Der letzte erhaltene Halbsalon-Raddampfer der Schweiz, die «Neuchâtel», ist nach mehrjährigen Renovationsarbeiten in Neuenburg offiziell eingeweiht worden. Die Bevölkerung muss sich aber bis zum 24. Mai gedulden, um an Bord des Schiffes mit Baujahr 1912 zu steigen.
Nach drei Jahren Restaurationsarbeiten hat die «Neuchâtel» die Werft von Sugiez (FR) am Freitag verlassen, um in ihren Heimathafen zurückzukehren. Zurzeit ist der über hundertjährige Raddampfer in einer Testphase und im Rahmen der Ausbildung der Schiffsmannschaften unterwegs.
Betrieben von der Schifffahrtsgesellschaft Neuenburger- und Murtensee, wird der Raddampfer, der für Jahrzehnte das Wahrzeichen der drei Juraseen war, bald wieder nach Fahrplan fahren. Die Einweihungsfahrten am Freitagabend und am Wochenende sind für geladene Gäste reserviert.

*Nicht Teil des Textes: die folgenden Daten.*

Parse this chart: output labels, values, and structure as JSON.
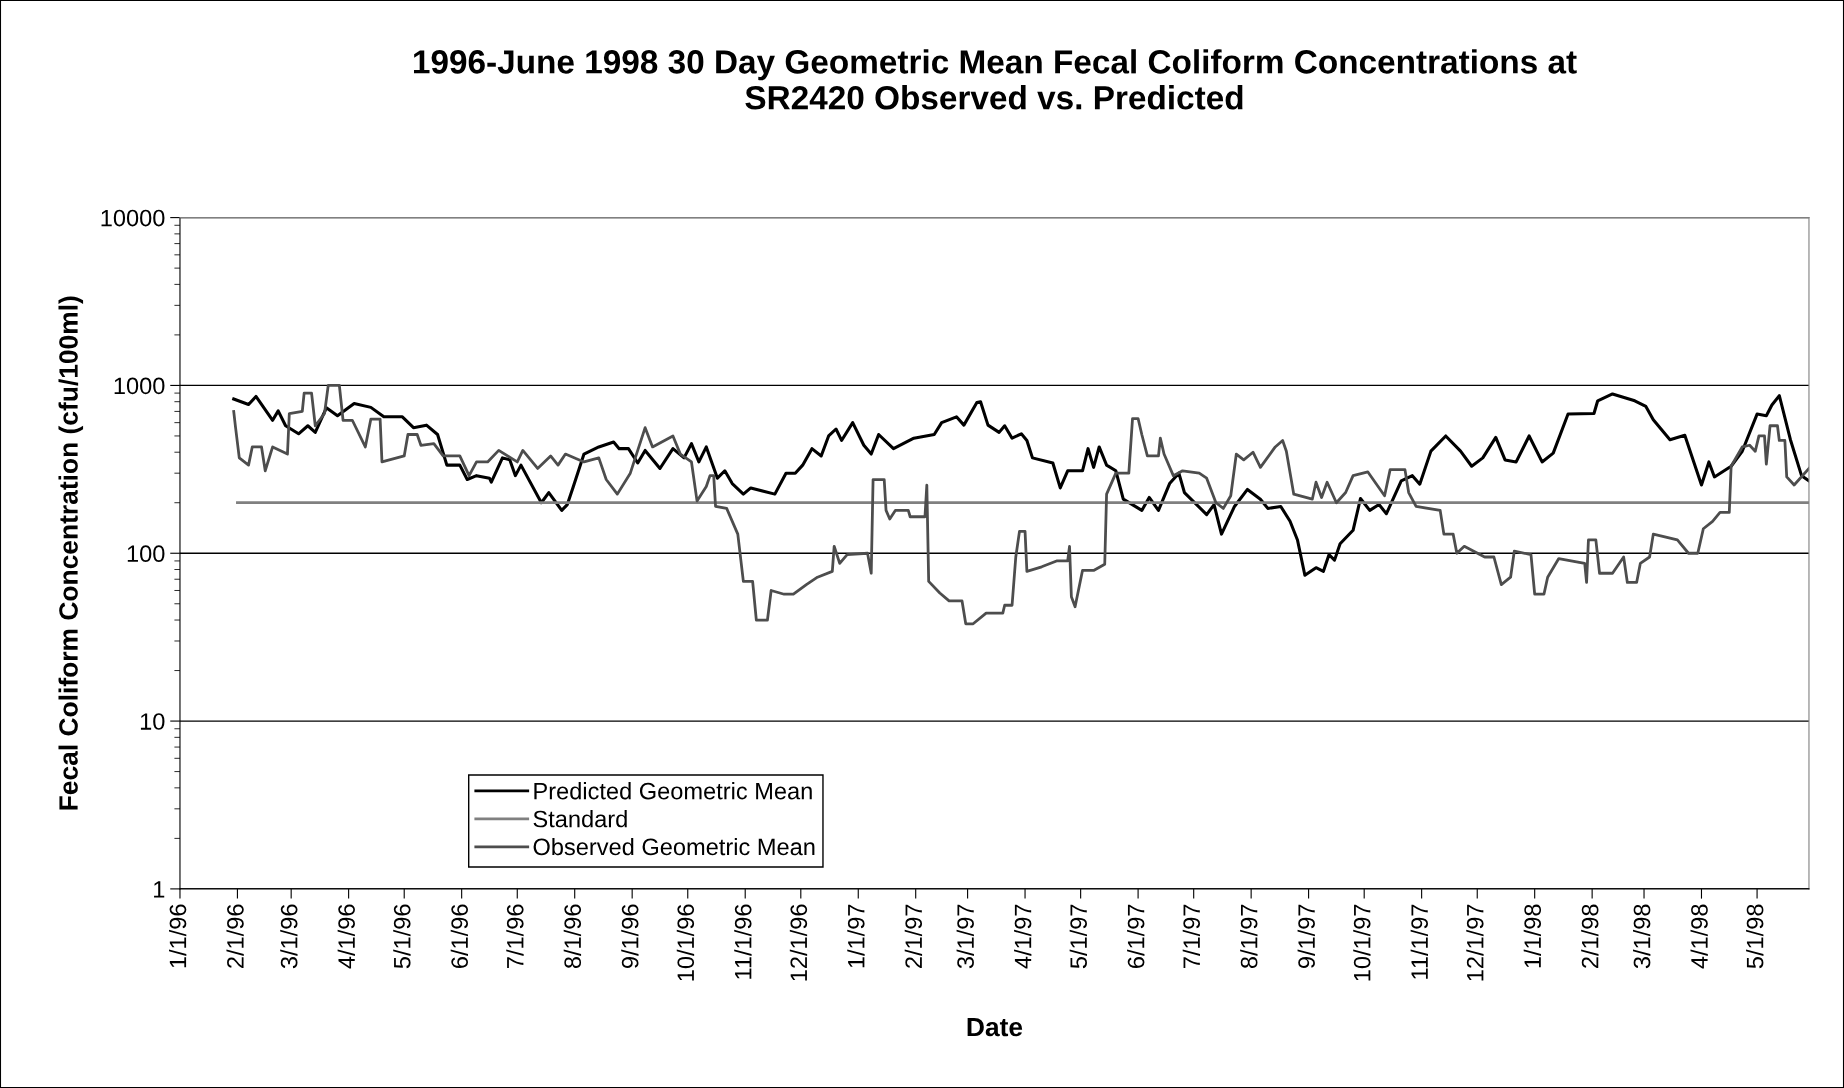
{
  "chart_data": {
    "type": "line",
    "title": "1996-June 1998 30 Day Geometric Mean Fecal Coliform Concentrations at\nSR2420 Observed vs. Predicted",
    "xlabel": "Date",
    "ylabel": "Fecal Coliform Concentration (cfu/100ml)",
    "log": "y",
    "grid": "y",
    "legend": "bottom left",
    "marker": "none",
    "line_style": "solid",
    "xlim": [
      "1996-01-01",
      "1998-05-29"
    ],
    "xticks": [
      {
        "value": "1996-01-01",
        "label": "1/1/96"
      },
      {
        "value": "1996-02-01",
        "label": "2/1/96"
      },
      {
        "value": "1996-03-01",
        "label": "3/1/96"
      },
      {
        "value": "1996-04-01",
        "label": "4/1/96"
      },
      {
        "value": "1996-05-01",
        "label": "5/1/96"
      },
      {
        "value": "1996-06-01",
        "label": "6/1/96"
      },
      {
        "value": "1996-07-01",
        "label": "7/1/96"
      },
      {
        "value": "1996-08-01",
        "label": "8/1/96"
      },
      {
        "value": "1996-09-01",
        "label": "9/1/96"
      },
      {
        "value": "1996-10-01",
        "label": "10/1/96"
      },
      {
        "value": "1996-11-01",
        "label": "11/1/96"
      },
      {
        "value": "1996-12-01",
        "label": "12/1/96"
      },
      {
        "value": "1997-01-01",
        "label": "1/1/97"
      },
      {
        "value": "1997-02-01",
        "label": "2/1/97"
      },
      {
        "value": "1997-03-01",
        "label": "3/1/97"
      },
      {
        "value": "1997-04-01",
        "label": "4/1/97"
      },
      {
        "value": "1997-05-01",
        "label": "5/1/97"
      },
      {
        "value": "1997-06-01",
        "label": "6/1/97"
      },
      {
        "value": "1997-07-01",
        "label": "7/1/97"
      },
      {
        "value": "1997-08-01",
        "label": "8/1/97"
      },
      {
        "value": "1997-09-01",
        "label": "9/1/97"
      },
      {
        "value": "1997-10-01",
        "label": "10/1/97"
      },
      {
        "value": "1997-11-01",
        "label": "11/1/97"
      },
      {
        "value": "1997-12-01",
        "label": "12/1/97"
      },
      {
        "value": "1998-01-01",
        "label": "1/1/98"
      },
      {
        "value": "1998-02-01",
        "label": "2/1/98"
      },
      {
        "value": "1998-03-01",
        "label": "3/1/98"
      },
      {
        "value": "1998-04-01",
        "label": "4/1/98"
      },
      {
        "value": "1998-05-01",
        "label": "5/1/98"
      }
    ],
    "ylim": [
      1,
      10000
    ],
    "yticks": [
      1,
      10,
      100,
      1000,
      10000
    ],
    "series": [
      {
        "name": "Predicted Geometric Mean",
        "color": "#000000",
        "x": [
          "1996-01-30",
          "1996-02-07",
          "1996-02-11",
          "1996-02-20",
          "1996-02-23",
          "1996-02-27",
          "1996-03-05",
          "1996-03-10",
          "1996-03-14",
          "1996-03-20",
          "1996-03-26",
          "1996-04-04",
          "1996-04-13",
          "1996-04-20",
          "1996-04-30",
          "1996-05-06",
          "1996-05-13",
          "1996-05-19",
          "1996-05-24",
          "1996-05-31",
          "1996-06-04",
          "1996-06-09",
          "1996-06-16",
          "1996-06-17",
          "1996-06-23",
          "1996-06-27",
          "1996-06-30",
          "1996-07-03",
          "1996-07-14",
          "1996-07-18",
          "1996-07-25",
          "1996-07-28",
          "1996-07-31",
          "1996-08-06",
          "1996-08-14",
          "1996-08-22",
          "1996-08-25",
          "1996-08-30",
          "1996-09-04",
          "1996-09-08",
          "1996-09-16",
          "1996-09-23",
          "1996-09-29",
          "1996-10-03",
          "1996-10-07",
          "1996-10-11",
          "1996-10-17",
          "1996-10-21",
          "1996-10-25",
          "1996-10-31",
          "1996-11-04",
          "1996-11-17",
          "1996-11-23",
          "1996-11-28",
          "1996-12-02",
          "1996-12-07",
          "1996-12-12",
          "1996-12-16",
          "1996-12-20",
          "1996-12-23",
          "1996-12-29",
          "1997-01-04",
          "1997-01-08",
          "1997-01-12",
          "1997-01-20",
          "1997-01-31",
          "1997-02-11",
          "1997-02-15",
          "1997-02-23",
          "1997-02-27",
          "1997-03-06",
          "1997-03-08",
          "1997-03-12",
          "1997-03-18",
          "1997-03-21",
          "1997-03-25",
          "1997-03-30",
          "1997-04-02",
          "1997-04-05",
          "1997-04-16",
          "1997-04-20",
          "1997-04-24",
          "1997-05-02",
          "1997-05-05",
          "1997-05-08",
          "1997-05-11",
          "1997-05-15",
          "1997-05-20",
          "1997-05-24",
          "1997-06-03",
          "1997-06-07",
          "1997-06-12",
          "1997-06-18",
          "1997-06-23",
          "1997-06-26",
          "1997-07-08",
          "1997-07-12",
          "1997-07-16",
          "1997-07-23",
          "1997-07-30",
          "1997-08-06",
          "1997-08-10",
          "1997-08-17",
          "1997-08-22",
          "1997-08-26",
          "1997-08-30",
          "1997-09-05",
          "1997-09-09",
          "1997-09-12",
          "1997-09-15",
          "1997-09-18",
          "1997-09-25",
          "1997-09-29",
          "1997-10-04",
          "1997-10-09",
          "1997-10-13",
          "1997-10-21",
          "1997-10-27",
          "1997-10-31",
          "1997-11-06",
          "1997-11-14",
          "1997-11-22",
          "1997-11-28",
          "1997-12-04",
          "1997-12-11",
          "1997-12-16",
          "1997-12-22",
          "1997-12-29",
          "1998-01-05",
          "1998-01-11",
          "1998-01-19",
          "1998-02-02",
          "1998-02-04",
          "1998-02-12",
          "1998-02-24",
          "1998-03-02",
          "1998-03-06",
          "1998-03-15",
          "1998-03-23",
          "1998-04-01",
          "1998-04-05",
          "1998-04-08",
          "1998-04-17",
          "1998-04-23",
          "1998-05-01",
          "1998-05-06",
          "1998-05-09",
          "1998-05-13",
          "1998-05-19",
          "1998-05-25",
          "1998-05-29"
        ],
        "values": [
          830,
          770,
          860,
          620,
          705,
          575,
          515,
          575,
          525,
          735,
          660,
          780,
          740,
          650,
          650,
          560,
          580,
          510,
          335,
          335,
          275,
          290,
          280,
          265,
          370,
          360,
          290,
          335,
          200,
          230,
          180,
          195,
          245,
          390,
          430,
          460,
          420,
          420,
          345,
          410,
          320,
          420,
          370,
          450,
          350,
          430,
          280,
          310,
          260,
          225,
          245,
          225,
          300,
          300,
          335,
          420,
          380,
          500,
          550,
          470,
          600,
          440,
          390,
          510,
          420,
          485,
          510,
          600,
          650,
          580,
          790,
          800,
          580,
          525,
          575,
          485,
          515,
          470,
          370,
          345,
          245,
          310,
          310,
          420,
          325,
          430,
          335,
          310,
          210,
          180,
          215,
          180,
          260,
          300,
          230,
          170,
          195,
          130,
          190,
          240,
          210,
          185,
          190,
          155,
          120,
          74,
          82,
          78,
          98,
          91,
          114,
          137,
          212,
          180,
          195,
          172,
          270,
          290,
          258,
          406,
          500,
          406,
          330,
          370,
          490,
          360,
          350,
          500,
          350,
          395,
          675,
          680,
          810,
          890,
          810,
          750,
          625,
          475,
          505,
          255,
          350,
          285,
          330,
          405,
          675,
          660,
          765,
          870,
          475,
          290,
          270
        ]
      },
      {
        "name": "Standard",
        "color": "#808080",
        "x": [
          "1996-02-01",
          "1998-05-29"
        ],
        "values": [
          200,
          200
        ]
      },
      {
        "name": "Observed Geometric Mean",
        "color": "#4d4d4d",
        "x": [
          "1996-01-30",
          "1996-01-31",
          "1996-02-02",
          "1996-02-07",
          "1996-02-09",
          "1996-02-14",
          "1996-02-16",
          "1996-02-20",
          "1996-02-28",
          "1996-02-29",
          "1996-03-07",
          "1996-03-08",
          "1996-03-12",
          "1996-03-14",
          "1996-03-19",
          "1996-03-21",
          "1996-03-27",
          "1996-03-29",
          "1996-04-03",
          "1996-04-10",
          "1996-04-13",
          "1996-04-18",
          "1996-04-19",
          "1996-05-01",
          "1996-05-03",
          "1996-05-08",
          "1996-05-10",
          "1996-05-17",
          "1996-05-22",
          "1996-05-31",
          "1996-06-05",
          "1996-06-09",
          "1996-06-15",
          "1996-06-21",
          "1996-07-01",
          "1996-07-04",
          "1996-07-12",
          "1996-07-19",
          "1996-07-23",
          "1996-07-27",
          "1996-08-06",
          "1996-08-14",
          "1996-08-18",
          "1996-08-24",
          "1996-08-31",
          "1996-09-08",
          "1996-09-12",
          "1996-09-23",
          "1996-09-27",
          "1996-10-03",
          "1996-10-06",
          "1996-10-11",
          "1996-10-13",
          "1996-10-15",
          "1996-10-16",
          "1996-10-22",
          "1996-10-28",
          "1996-10-31",
          "1996-11-05",
          "1996-11-07",
          "1996-11-13",
          "1996-11-15",
          "1996-11-22",
          "1996-11-27",
          "1996-12-04",
          "1996-12-10",
          "1996-12-18",
          "1996-12-19",
          "1996-12-22",
          "1996-12-26",
          "1997-01-06",
          "1997-01-08",
          "1997-01-09",
          "1997-01-15",
          "1997-01-16",
          "1997-01-18",
          "1997-01-21",
          "1997-01-28",
          "1997-01-29",
          "1997-02-06",
          "1997-02-07",
          "1997-02-08",
          "1997-02-14",
          "1997-02-19",
          "1997-02-26",
          "1997-02-28",
          "1997-03-04",
          "1997-03-11",
          "1997-03-20",
          "1997-03-21",
          "1997-03-25",
          "1997-03-27",
          "1997-03-29",
          "1997-04-01",
          "1997-04-02",
          "1997-04-10",
          "1997-04-18",
          "1997-04-24",
          "1997-04-25",
          "1997-04-26",
          "1997-04-28",
          "1997-05-02",
          "1997-05-08",
          "1997-05-14",
          "1997-05-15",
          "1997-05-20",
          "1997-05-27",
          "1997-05-29",
          "1997-06-01",
          "1997-06-03",
          "1997-06-06",
          "1997-06-12",
          "1997-06-13",
          "1997-06-15",
          "1997-06-20",
          "1997-06-25",
          "1997-07-04",
          "1997-07-08",
          "1997-07-13",
          "1997-07-17",
          "1997-07-21",
          "1997-07-24",
          "1997-07-28",
          "1997-08-02",
          "1997-08-06",
          "1997-08-14",
          "1997-08-18",
          "1997-08-20",
          "1997-08-24",
          "1997-09-03",
          "1997-09-05",
          "1997-09-08",
          "1997-09-11",
          "1997-09-16",
          "1997-09-21",
          "1997-09-25",
          "1997-10-03",
          "1997-10-12",
          "1997-10-15",
          "1997-10-23",
          "1997-10-25",
          "1997-10-29",
          "1997-11-11",
          "1997-11-13",
          "1997-11-18",
          "1997-11-20",
          "1997-11-24",
          "1997-12-05",
          "1997-12-10",
          "1997-12-14",
          "1997-12-19",
          "1997-12-21",
          "1997-12-30",
          "1998-01-01",
          "1998-01-06",
          "1998-01-08",
          "1998-01-14",
          "1998-01-28",
          "1998-01-29",
          "1998-01-30",
          "1998-02-03",
          "1998-02-05",
          "1998-02-12",
          "1998-02-18",
          "1998-02-20",
          "1998-02-25",
          "1998-02-27",
          "1998-03-04",
          "1998-03-06",
          "1998-03-19",
          "1998-03-25",
          "1998-03-30",
          "1998-04-02",
          "1998-04-07",
          "1998-04-11",
          "1998-04-16",
          "1998-04-17",
          "1998-04-23",
          "1998-04-27",
          "1998-04-30",
          "1998-05-02",
          "1998-05-05",
          "1998-05-06",
          "1998-05-08",
          "1998-05-12",
          "1998-05-13",
          "1998-05-16",
          "1998-05-17",
          "1998-05-21",
          "1998-05-29"
        ],
        "values": [
          700,
          560,
          370,
          335,
          430,
          430,
          310,
          430,
          390,
          680,
          700,
          900,
          900,
          575,
          680,
          1000,
          1000,
          620,
          620,
          430,
          630,
          630,
          350,
          380,
          510,
          510,
          440,
          450,
          380,
          380,
          290,
          350,
          350,
          410,
          350,
          410,
          320,
          380,
          335,
          390,
          350,
          370,
          275,
          225,
          300,
          560,
          430,
          500,
          390,
          350,
          205,
          250,
          290,
          290,
          190,
          185,
          130,
          68,
          68,
          40,
          40,
          60,
          57,
          57,
          65,
          72,
          78,
          110,
          87,
          98,
          100,
          76,
          275,
          275,
          180,
          160,
          180,
          180,
          165,
          165,
          255,
          68,
          58,
          52,
          52,
          38,
          38,
          44,
          44,
          49,
          49,
          95,
          135,
          135,
          78,
          83,
          90,
          90,
          110,
          55,
          48,
          79,
          79,
          86,
          225,
          300,
          300,
          635,
          635,
          510,
          380,
          380,
          485,
          390,
          290,
          310,
          300,
          280,
          200,
          185,
          220,
          390,
          360,
          400,
          325,
          430,
          470,
          405,
          225,
          210,
          265,
          215,
          265,
          200,
          230,
          290,
          305,
          220,
          315,
          315,
          230,
          190,
          180,
          130,
          130,
          100,
          110,
          95,
          95,
          65,
          72,
          103,
          98,
          57,
          57,
          72,
          93,
          87,
          67,
          120,
          120,
          76,
          76,
          95,
          67,
          67,
          87,
          95,
          130,
          120,
          100,
          100,
          140,
          155,
          175,
          175,
          330,
          430,
          440,
          405,
          500,
          500,
          340,
          575,
          575,
          470,
          470,
          285,
          255,
          320
        ]
      }
    ]
  }
}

Die meisten Ufergemeinden von Neuenburger-, Murten- und Bielersee hätten den Verein Trivapor bei der Finanzierung des Projektes grosszügig unterstützt, heisst es auf der Internetseite des gemeinnützigen Vereins, der das Schiff 2007 gekauft hatte. Sein Ziel war es, «einen historischen Fehler zu korrigieren», und den Raddampfer wieder flott zu kriegen.
Einzigartiger Schiffstyp für Seen und Flüsse
Die «Neuchâtel» ist der letzte erhaltene Halbsalon-Raddampfer der Schweiz und stellt ein einzigartiges historisches und kulturelles Erbe dar, freut sich die Stadt Neuenburg. Die Besonderheit dieses Schiffstyps ist die niedrige Bauart und ein versenkbares Teleskopkamin, um unter den Brücken des Broye- und Zihlkanals durchzukommen.
Ausserdem hat der Raddampfer ein leicht erhöhtes Deck von der Schiffsmitte bis zum Heck, um darunter in der Schale einen bequemen Salon erster Klasse einrichten zu können.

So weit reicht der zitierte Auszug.